Große Emotionen sind genau das Ding des Münchner Filmemachers Markus Goller. Kein Wunder, dass auch er selbst am Set seines berührenden Films »Simpel« die eine oder andere Träne verdrückt hat.
Er ist schon ein Tausendsassa. Denn beinahe alles, was Andreas Goller anfasst, wird zu Gold – zumindest, wenn es sich dabei um die Verfilmung eines Drehbuchs handelt. Dreimal traf der gelernte Cutter dabei schon ins Schwarze: 2010 mit dem Comedy-Roadmovie »Friendship!« um zwei junge Ossis, die kurz nach dem Mauerfall ohne Kohle und Sprachkenntnisse die USA entdecken wollen. 2011 mit der inzwischen in den Kultstatus erhobenen Heimatfilm-Komödie »Eine ganz heiße Nummer«, in der drei Frauen unterschiedlichster Couleur ausgerechnet im tiefsten Niederbayern versuchen, mit einem Telefonsexservice zu reüssieren. Und 2013 mit »Frau Ella«, dem sympathischen Generationenporträt um einen jungen Mann, der mit einer betagten Dame Reißaus nimmt, um in Paris deren große Liebe zu finden. Alle drei Filme haben gemein, dass sie jeweils deutlich mehr als eine Million Kinobesucher auf sich vereinen konnten, also den Publikumsgeschmack mitten ins Herz trafen.

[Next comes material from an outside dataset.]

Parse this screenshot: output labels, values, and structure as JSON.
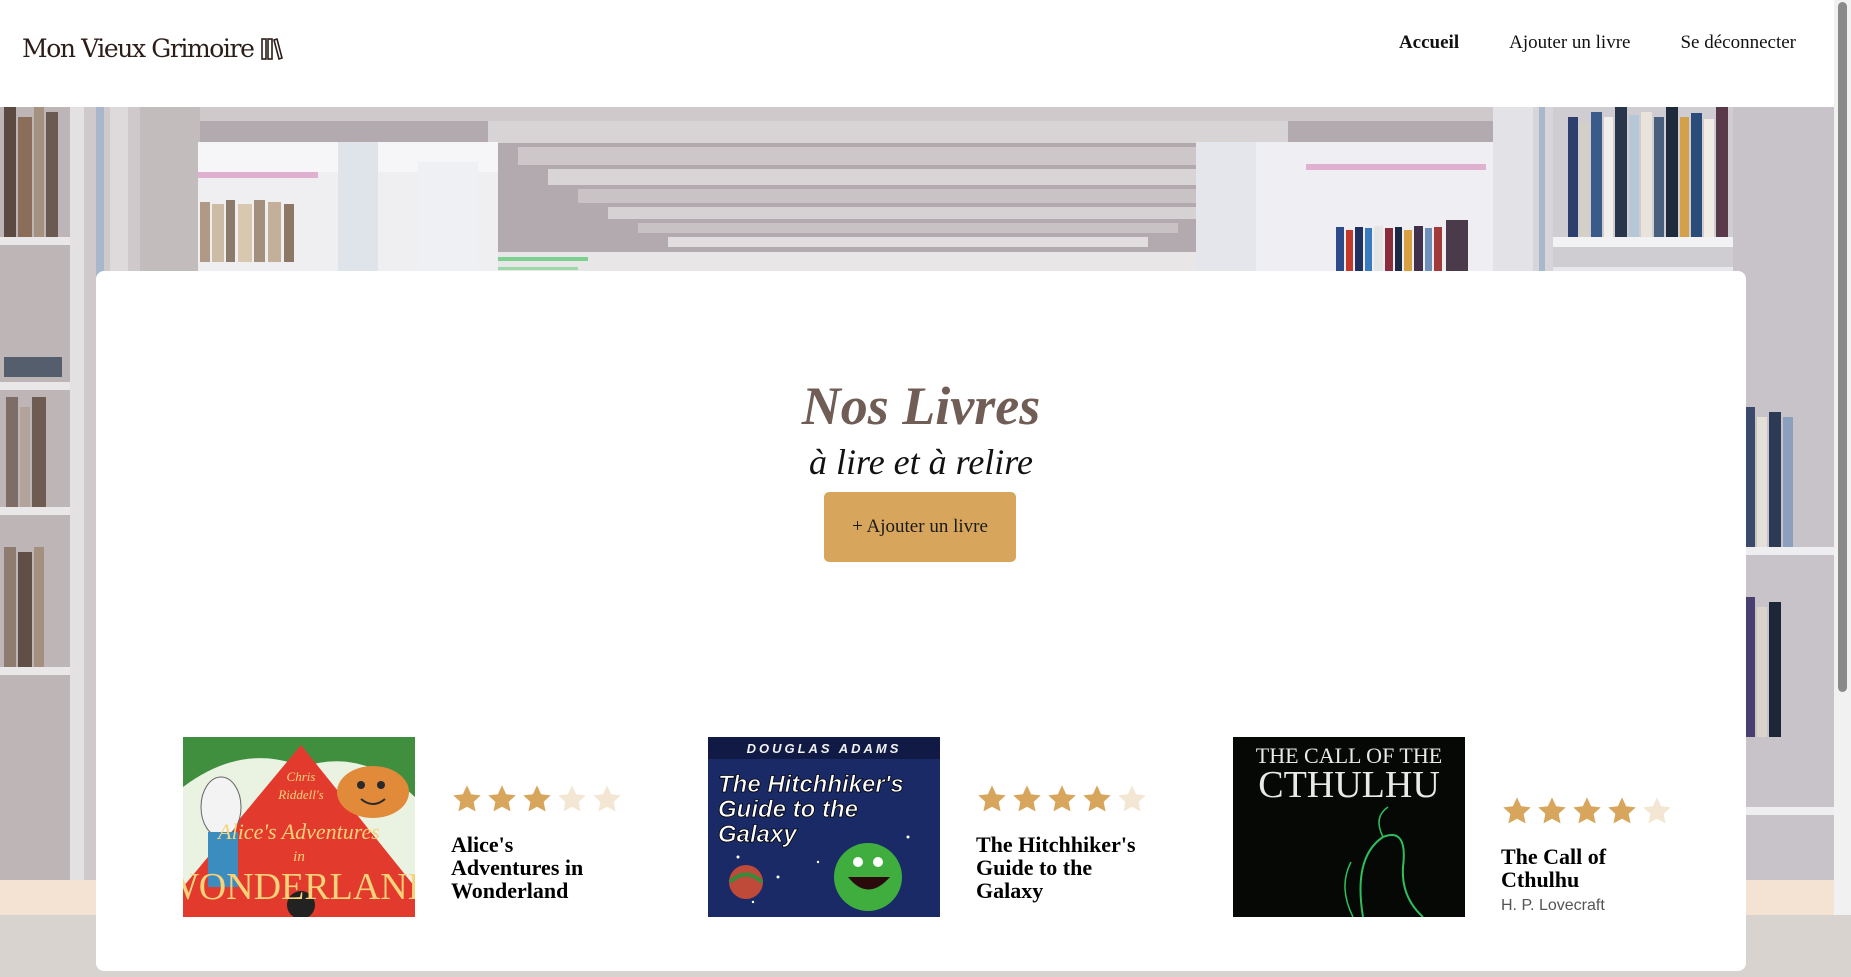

Kein Wunder, ist der Regisseur doch jemand, der am Set auch mal eine Träne verdrückt, wenn ihn eine Szene besonders berührt. Vermutlich wirken seine (Anti-)Helden auch deshalb so authentisch, so lebensnah.
Parallelen sind bei seinen Filmen aber auch in inhaltlicher Hinsicht zu erkennen. So kann man Gollers Protagonisten als Suchende bezeichnen, als Außenseiter, die am Rande unserer Gesellschaft kaum Beachtung finden, aber auch als liebevolle, aufrichtige Menschen mit Ecken und Kanten, die man gerne
auf ihrer Selbstfindungsreise begleitet. Jetzt knüpft der gebürtige Münchner (Jahrgang 1969), nach einem etwas weniger erfolgreichen Ausflug in den Episoden-Weihnachtsfilm mit »Alles ist Liebe« (2014), wieder nahtlos an – an seine großen Geschichten mit starken Charakteren, die den Balanceakt zwischen Tragik und Komik nahezu traumwandlerisch sicher vollziehen. Dafür hat er sich den französischen Bestsellerroman »Simpel« als Vorlage ausgesucht. »Simpel« erfüllt alle Voraussetzungen, die ein guter Goller-Stoff braucht: Zwei kauzige Brüder, die nicht konträrer sein könnten, begeben sich auf einen gemeinsamen turbulenten Trip, an dessen Ende viel Selbsterkenntnis steht. Verkörpert werden die beiden von Frederick Lau und David Kross, wobei Kross in diesem Fall die deutlich diffizilere schauspielerische Leistung vollbringt, schlüpft er doch in beeindruckender Manier in die Titelrolle des von allen nur Simpel genannten Barnabas, eines 22-Jährigen, der sich geistig auf dem Stand eines Kindes befindet.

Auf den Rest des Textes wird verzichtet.